The rest of it you are so familiar with.  Joseph of Arimathea and Nicodemus go to Pilate and ask for His body [John 19:38-39].  And Pilate acquainted with the word that I said at the beginning – sometimes these desperate criminals suffer a week or longer on the cross.  And when those two godly Sanhedrins said, "He is dead," Pilate could not believe their words, and he sent for the centurion, and inquired from the Roman centurion, "Is He dead?" [Mark 15:44].           

And the centurion replied, "He is dead [Mark 15:45].  He is dead.  And to make doubly sure, we broke the bones of those insurrectionists on either side.  But so surely was He dead, we brake not His bones [John 19:31-33].  One of our soldiers thrust a spear into His heart.  And when he withdrew it, there flowed out blood and water.  He is dead.  He is dead" [John 19:34-35]. And they took the body of our Lord and wrapped it in linen with spices, and tenderly, lovingly laid it away in the tomb of Joseph of Arimathea [John 19:38-41].  

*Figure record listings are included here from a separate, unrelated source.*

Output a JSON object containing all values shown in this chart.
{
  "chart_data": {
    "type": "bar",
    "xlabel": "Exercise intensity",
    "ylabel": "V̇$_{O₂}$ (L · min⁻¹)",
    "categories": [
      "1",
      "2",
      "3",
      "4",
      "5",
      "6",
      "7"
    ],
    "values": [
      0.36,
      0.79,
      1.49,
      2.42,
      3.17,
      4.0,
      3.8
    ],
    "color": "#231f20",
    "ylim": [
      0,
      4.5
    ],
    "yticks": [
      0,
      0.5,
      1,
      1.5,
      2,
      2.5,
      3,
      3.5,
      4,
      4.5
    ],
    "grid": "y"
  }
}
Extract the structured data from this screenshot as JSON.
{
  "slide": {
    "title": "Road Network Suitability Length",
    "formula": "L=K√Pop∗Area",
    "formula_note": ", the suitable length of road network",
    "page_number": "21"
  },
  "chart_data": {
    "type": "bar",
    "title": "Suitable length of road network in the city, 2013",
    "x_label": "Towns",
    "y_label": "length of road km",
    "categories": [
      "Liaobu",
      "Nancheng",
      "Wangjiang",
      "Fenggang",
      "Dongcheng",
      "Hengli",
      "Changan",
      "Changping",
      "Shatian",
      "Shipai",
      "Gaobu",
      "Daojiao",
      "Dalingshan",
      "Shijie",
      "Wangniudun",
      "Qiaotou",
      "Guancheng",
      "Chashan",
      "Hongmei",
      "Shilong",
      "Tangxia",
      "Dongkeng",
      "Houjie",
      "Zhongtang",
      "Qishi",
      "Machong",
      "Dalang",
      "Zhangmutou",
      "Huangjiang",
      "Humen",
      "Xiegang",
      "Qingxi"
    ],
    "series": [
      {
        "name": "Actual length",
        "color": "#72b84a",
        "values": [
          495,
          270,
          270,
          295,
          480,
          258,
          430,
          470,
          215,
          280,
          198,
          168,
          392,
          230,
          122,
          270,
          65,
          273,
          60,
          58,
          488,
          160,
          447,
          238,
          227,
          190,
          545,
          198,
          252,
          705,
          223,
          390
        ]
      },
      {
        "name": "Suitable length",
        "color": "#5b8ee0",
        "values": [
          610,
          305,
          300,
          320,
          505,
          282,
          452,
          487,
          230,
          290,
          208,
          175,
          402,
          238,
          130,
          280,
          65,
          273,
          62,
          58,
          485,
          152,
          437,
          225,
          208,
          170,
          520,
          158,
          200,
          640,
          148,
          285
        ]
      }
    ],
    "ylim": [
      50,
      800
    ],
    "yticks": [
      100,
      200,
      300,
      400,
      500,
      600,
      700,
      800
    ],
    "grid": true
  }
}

When you look upon that scene and see our Lord die, who did that?  Who crucified the Savior?  Well, Judas did it.  He did it, that traitor.  Pontius Pilate did it.  He did it, vacillating procurator.  The Jewish nation did it.  They did it.  The Roman soldiers did it.  They did it.

If you’ll search your heart, as before and unto God, you’ll say, "Lord, I did it.  I did it."  We drove those nails through His hands.  And we crowned Him with thorns.  And we thrust that spear into His side.  We did it.  Our sins brought our Savior to Golgotha.  And our sins nailed Him to the tree. 

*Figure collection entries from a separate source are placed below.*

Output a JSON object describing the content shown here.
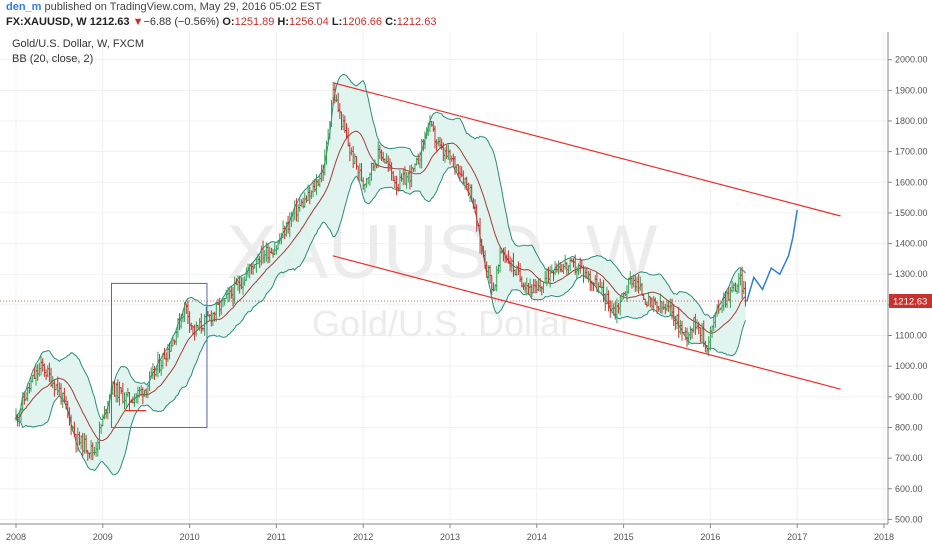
{
  "header": {
    "user": "den_m",
    "published_text": "published on TradingView.com, May 29, 2016 05:02 EST",
    "symbol": "FX:XAUUSD, W",
    "last": "1212.63",
    "change_arrow": "▼",
    "change": "−6.88 (−0.56%)",
    "o_label": "O:",
    "o_value": "1251.89",
    "h_label": "H:",
    "h_value": "1256.04",
    "l_label": "L:",
    "l_value": "1206.66",
    "c_label": "C:",
    "c_value": "1212.63"
  },
  "legend": {
    "title": "Gold/U.S. Dollar, W, FXCM",
    "indicator": "BB (20, close, 2)"
  },
  "watermark": {
    "ticker": "XAUUSD, W",
    "name": "Gold/U.S. Dollar"
  },
  "colors": {
    "candle_up": "#3a9d55",
    "candle_down": "#c6322d",
    "bb_fill": "#dff3ee",
    "bb_line": "#2a8c7c",
    "bb_basis": "#a0403a",
    "channel": "#e8302a",
    "projection": "#2f7ed8",
    "box": "#5566aa",
    "price_tag": "#c6322d"
  },
  "chart_data": {
    "type": "candlestick",
    "title": "Gold/U.S. Dollar, W, FXCM",
    "y_axis_ticks": [
      500,
      600,
      700,
      800,
      900,
      1000,
      1100,
      1200,
      1300,
      1400,
      1500,
      1600,
      1700,
      1800,
      1900,
      2000
    ],
    "x_axis_ticks": [
      "2008",
      "2009",
      "2010",
      "2011",
      "2012",
      "2013",
      "2014",
      "2015",
      "2016",
      "2017",
      "2018"
    ],
    "last_price": 1212.63,
    "price_path": [
      [
        2008.0,
        830
      ],
      [
        2008.2,
        960
      ],
      [
        2008.3,
        1000
      ],
      [
        2008.5,
        920
      ],
      [
        2008.7,
        760
      ],
      [
        2008.9,
        720
      ],
      [
        2009.1,
        930
      ],
      [
        2009.3,
        890
      ],
      [
        2009.5,
        930
      ],
      [
        2009.8,
        1080
      ],
      [
        2009.95,
        1200
      ],
      [
        2010.05,
        1110
      ],
      [
        2010.3,
        1180
      ],
      [
        2010.5,
        1240
      ],
      [
        2010.8,
        1360
      ],
      [
        2011.0,
        1390
      ],
      [
        2011.2,
        1500
      ],
      [
        2011.4,
        1560
      ],
      [
        2011.55,
        1650
      ],
      [
        2011.65,
        1900
      ],
      [
        2011.85,
        1700
      ],
      [
        2012.0,
        1600
      ],
      [
        2012.2,
        1700
      ],
      [
        2012.4,
        1590
      ],
      [
        2012.6,
        1640
      ],
      [
        2012.75,
        1790
      ],
      [
        2012.9,
        1700
      ],
      [
        2013.1,
        1650
      ],
      [
        2013.25,
        1560
      ],
      [
        2013.35,
        1400
      ],
      [
        2013.5,
        1250
      ],
      [
        2013.6,
        1380
      ],
      [
        2013.8,
        1290
      ],
      [
        2014.0,
        1240
      ],
      [
        2014.2,
        1330
      ],
      [
        2014.5,
        1320
      ],
      [
        2014.7,
        1260
      ],
      [
        2014.9,
        1180
      ],
      [
        2015.1,
        1290
      ],
      [
        2015.3,
        1200
      ],
      [
        2015.55,
        1180
      ],
      [
        2015.7,
        1100
      ],
      [
        2015.85,
        1150
      ],
      [
        2015.95,
        1060
      ],
      [
        2016.1,
        1200
      ],
      [
        2016.25,
        1250
      ],
      [
        2016.35,
        1280
      ],
      [
        2016.42,
        1212
      ]
    ],
    "bollinger_bands": {
      "length": 20,
      "source": "close",
      "stddev": 2
    },
    "channel_lines": [
      {
        "from": [
          2011.65,
          1925
        ],
        "to": [
          2017.5,
          1490
        ]
      },
      {
        "from": [
          2011.65,
          1360
        ],
        "to": [
          2017.5,
          925
        ]
      }
    ],
    "projection_path": [
      [
        2016.42,
        1212
      ],
      [
        2016.5,
        1290
      ],
      [
        2016.6,
        1250
      ],
      [
        2016.7,
        1320
      ],
      [
        2016.8,
        1300
      ],
      [
        2016.9,
        1360
      ],
      [
        2016.95,
        1420
      ],
      [
        2017.0,
        1510
      ]
    ],
    "highlight_box": {
      "x0": 2009.1,
      "x1": 2010.2,
      "y0": 800,
      "y1": 1270
    },
    "support_line": {
      "x0": 2009.25,
      "x1": 2009.5,
      "y": 855
    }
  }
}
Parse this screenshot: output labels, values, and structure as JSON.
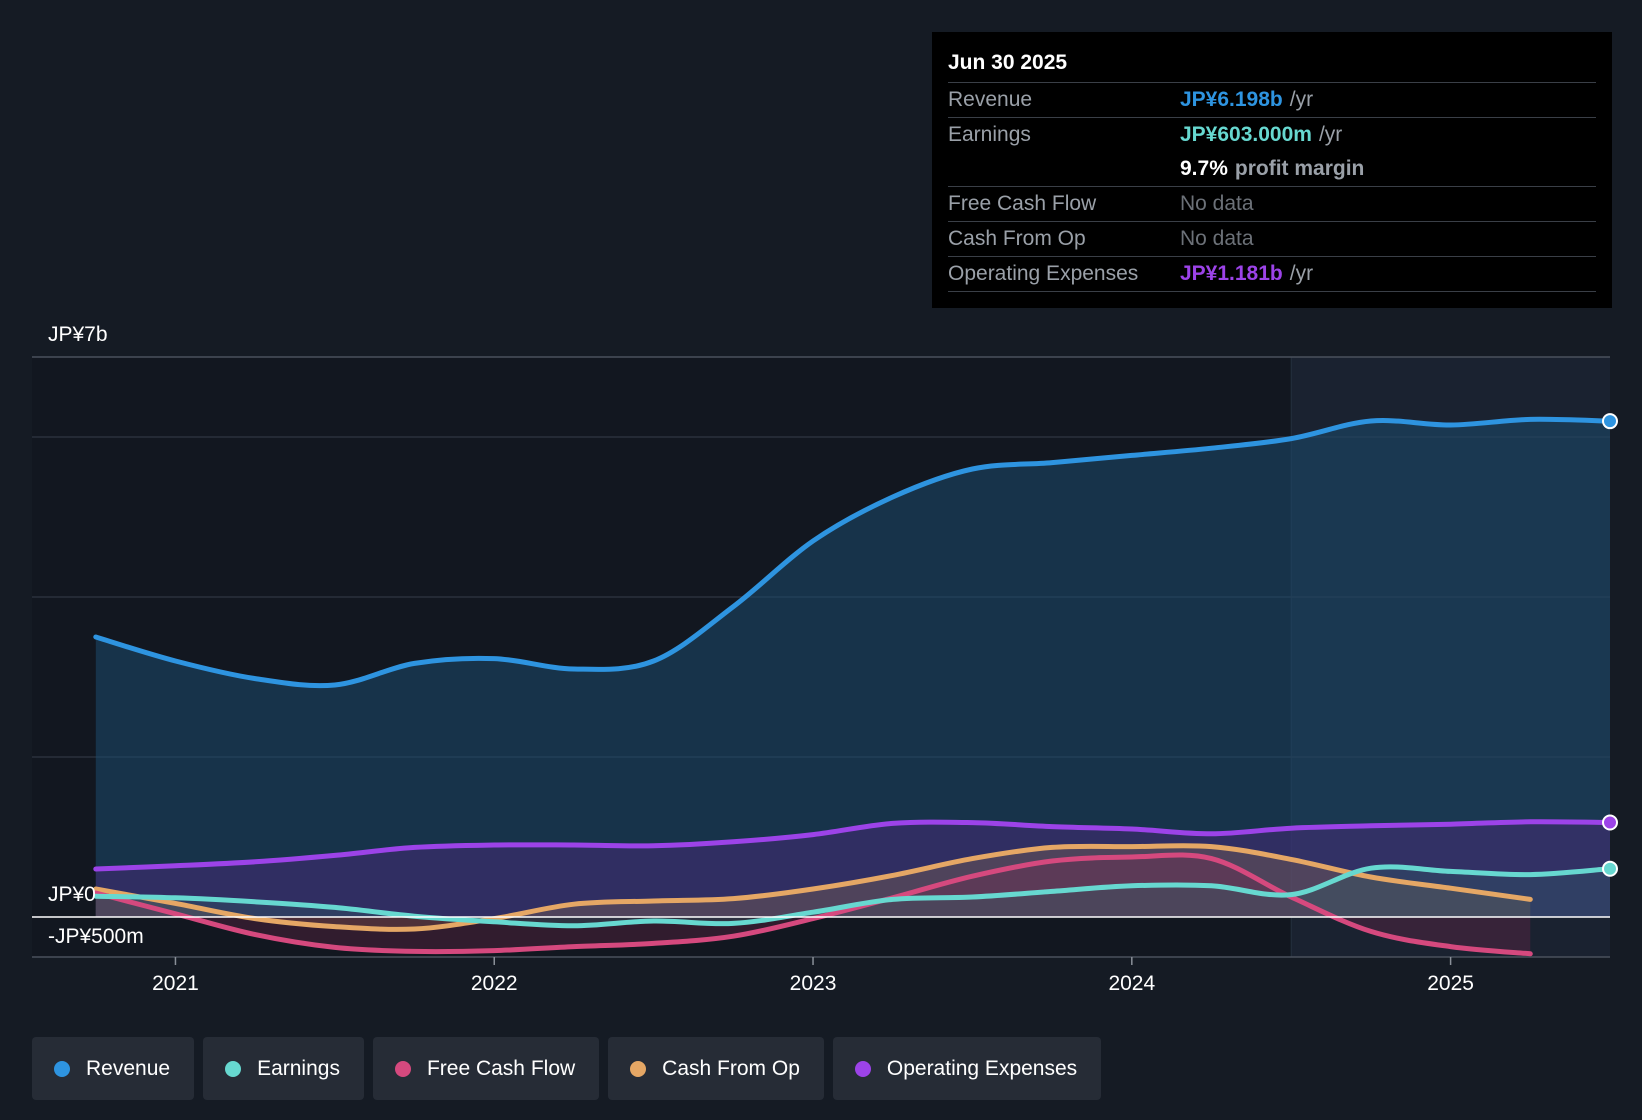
{
  "chart_data": {
    "type": "area",
    "y_top_label": "JP¥7b",
    "y_zero_label": "JP¥0",
    "y_bottom_label": "-JP¥500m",
    "ylim": [
      -0.5,
      7.0
    ],
    "xlim": [
      2020.55,
      2025.5
    ],
    "future_shade_start": 2024.5,
    "x_ticks": [
      {
        "value": 2021,
        "label": "2021"
      },
      {
        "value": 2022,
        "label": "2022"
      },
      {
        "value": 2023,
        "label": "2023"
      },
      {
        "value": 2024,
        "label": "2024"
      },
      {
        "value": 2025,
        "label": "2025"
      }
    ],
    "series": [
      {
        "name": "Revenue",
        "color": "#2e94e0",
        "fill": "#1b4a6e",
        "fill_opacity": 0.55,
        "end_dot": true,
        "points": [
          [
            2020.75,
            3.5
          ],
          [
            2021.0,
            3.2
          ],
          [
            2021.25,
            2.98
          ],
          [
            2021.5,
            2.9
          ],
          [
            2021.75,
            3.17
          ],
          [
            2022.0,
            3.23
          ],
          [
            2022.25,
            3.1
          ],
          [
            2022.5,
            3.2
          ],
          [
            2022.75,
            3.88
          ],
          [
            2023.0,
            4.7
          ],
          [
            2023.25,
            5.25
          ],
          [
            2023.5,
            5.6
          ],
          [
            2023.75,
            5.68
          ],
          [
            2024.0,
            5.77
          ],
          [
            2024.25,
            5.86
          ],
          [
            2024.5,
            5.98
          ],
          [
            2024.75,
            6.2
          ],
          [
            2025.0,
            6.15
          ],
          [
            2025.25,
            6.22
          ],
          [
            2025.5,
            6.198
          ]
        ]
      },
      {
        "name": "Operating Expenses",
        "color": "#9c43e8",
        "fill": "#4a2a7a",
        "fill_opacity": 0.5,
        "end_dot": true,
        "points": [
          [
            2020.75,
            0.6
          ],
          [
            2021.0,
            0.64
          ],
          [
            2021.25,
            0.69
          ],
          [
            2021.5,
            0.77
          ],
          [
            2021.75,
            0.87
          ],
          [
            2022.0,
            0.9
          ],
          [
            2022.25,
            0.9
          ],
          [
            2022.5,
            0.89
          ],
          [
            2022.75,
            0.94
          ],
          [
            2023.0,
            1.03
          ],
          [
            2023.25,
            1.17
          ],
          [
            2023.5,
            1.18
          ],
          [
            2023.75,
            1.13
          ],
          [
            2024.0,
            1.1
          ],
          [
            2024.25,
            1.04
          ],
          [
            2024.5,
            1.11
          ],
          [
            2024.75,
            1.14
          ],
          [
            2025.0,
            1.16
          ],
          [
            2025.25,
            1.19
          ],
          [
            2025.5,
            1.181
          ]
        ]
      },
      {
        "name": "Cash From Op",
        "color": "#e5a765",
        "fill": "#8a6a50",
        "fill_opacity": 0.35,
        "end_dot": false,
        "points": [
          [
            2020.75,
            0.35
          ],
          [
            2021.0,
            0.17
          ],
          [
            2021.25,
            -0.02
          ],
          [
            2021.5,
            -0.12
          ],
          [
            2021.75,
            -0.15
          ],
          [
            2022.0,
            -0.02
          ],
          [
            2022.25,
            0.16
          ],
          [
            2022.5,
            0.2
          ],
          [
            2022.75,
            0.23
          ],
          [
            2023.0,
            0.35
          ],
          [
            2023.25,
            0.52
          ],
          [
            2023.5,
            0.73
          ],
          [
            2023.75,
            0.87
          ],
          [
            2024.0,
            0.88
          ],
          [
            2024.25,
            0.88
          ],
          [
            2024.5,
            0.72
          ],
          [
            2024.75,
            0.5
          ],
          [
            2025.0,
            0.36
          ],
          [
            2025.25,
            0.22
          ]
        ]
      },
      {
        "name": "Free Cash Flow",
        "color": "#d5497e",
        "fill": "#7a2850",
        "fill_opacity": 0.3,
        "end_dot": false,
        "points": [
          [
            2020.75,
            0.3
          ],
          [
            2021.0,
            0.04
          ],
          [
            2021.25,
            -0.22
          ],
          [
            2021.5,
            -0.38
          ],
          [
            2021.75,
            -0.43
          ],
          [
            2022.0,
            -0.42
          ],
          [
            2022.25,
            -0.37
          ],
          [
            2022.5,
            -0.33
          ],
          [
            2022.75,
            -0.24
          ],
          [
            2023.0,
            -0.02
          ],
          [
            2023.25,
            0.24
          ],
          [
            2023.5,
            0.51
          ],
          [
            2023.75,
            0.7
          ],
          [
            2024.0,
            0.75
          ],
          [
            2024.25,
            0.73
          ],
          [
            2024.5,
            0.25
          ],
          [
            2024.75,
            -0.18
          ],
          [
            2025.0,
            -0.37
          ],
          [
            2025.25,
            -0.46
          ]
        ]
      },
      {
        "name": "Earnings",
        "color": "#67d8d0",
        "fill": "#2e5c63",
        "fill_opacity": 0.35,
        "end_dot": true,
        "points": [
          [
            2020.75,
            0.26
          ],
          [
            2021.0,
            0.24
          ],
          [
            2021.25,
            0.19
          ],
          [
            2021.5,
            0.12
          ],
          [
            2021.75,
            0.01
          ],
          [
            2022.0,
            -0.06
          ],
          [
            2022.25,
            -0.11
          ],
          [
            2022.5,
            -0.05
          ],
          [
            2022.75,
            -0.08
          ],
          [
            2023.0,
            0.06
          ],
          [
            2023.25,
            0.22
          ],
          [
            2023.5,
            0.25
          ],
          [
            2023.75,
            0.32
          ],
          [
            2024.0,
            0.39
          ],
          [
            2024.25,
            0.39
          ],
          [
            2024.5,
            0.28
          ],
          [
            2024.75,
            0.61
          ],
          [
            2025.0,
            0.57
          ],
          [
            2025.25,
            0.53
          ],
          [
            2025.5,
            0.603
          ]
        ]
      }
    ]
  },
  "tooltip": {
    "date": "Jun 30 2025",
    "revenue_label": "Revenue",
    "revenue_value": "JP¥6.198b",
    "revenue_unit": "/yr",
    "earnings_label": "Earnings",
    "earnings_value": "JP¥603.000m",
    "earnings_unit": "/yr",
    "margin_value": "9.7%",
    "margin_text": "profit margin",
    "fcf_label": "Free Cash Flow",
    "fcf_value": "No data",
    "cfo_label": "Cash From Op",
    "cfo_value": "No data",
    "opex_label": "Operating Expenses",
    "opex_value": "JP¥1.181b",
    "opex_unit": "/yr"
  },
  "colors": {
    "revenue": "#2e94e0",
    "earnings": "#67d8d0",
    "fcf": "#d5497e",
    "cfo": "#e5a765",
    "opex": "#9c43e8"
  },
  "legend": {
    "revenue": "Revenue",
    "earnings": "Earnings",
    "fcf": "Free Cash Flow",
    "cfo": "Cash From Op",
    "opex": "Operating Expenses"
  }
}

O God, what enduring, abounding love that You would thus suffer for me and for us [1 Corinthians 15:3], that our sins might be washed away [Revelation 1:5], that someday we could stand before God pure and holy as though we had never done wrong [Jude 1:24], and be invited by the very angels, pure and tenuous – the white angels of heaven – to be invited into the city of God’s saints!  O Lord, how could we ever thank Thee enough, praise Thee enough?  Great God, what Jesus has done for us!

And to you who have listened to this message from God, how we could pray that without loss of one we will all someday be in heaven together.  Jesus died that we might be washed clean and pure; that we might be saved [John 3:16].  And all God asks of us is that we open our hearts heavenward and Christ-ward and God-ward and invite the Lord Jesus into our homes, into our hearts, into our lives and let Him be for us, the dearest, sweetest friend we could ever know.  Wherever you are is a good where to give your heart to Christ.  This is the time of all times that God has chosen for you to accept the Lord Jesus as your Savior.  And right where you are, bow your head and say, "Lord Jesus, come into my heart.  I accept Thee as my Lord and Savior."  And if you don’t know what that could mean and you don’t know how that it might be done, call us.  On the screen you will see a telephone number, and there will be a godly counselor there answering your call.   Do it now, and may the Lord make you the dearest, happiest child of God who ever walked this pilgrim way.

And to the great throng in the house of the Lord this solemn morning hour, "Pastor, this is God’s day for me.  The Lord has spoken to my heart and I am answering with my life."  Some, "I want to accept Him as my Savior."  Some, "I want my family to come into the fellowship of this dear church and we are all coming this morning."  And others, "I am answering the call of the Spirit in my heart."  As God shall press the appeal, answer with your life.  On the first note of the first stanza, come and welcome, while we stand and while we sing.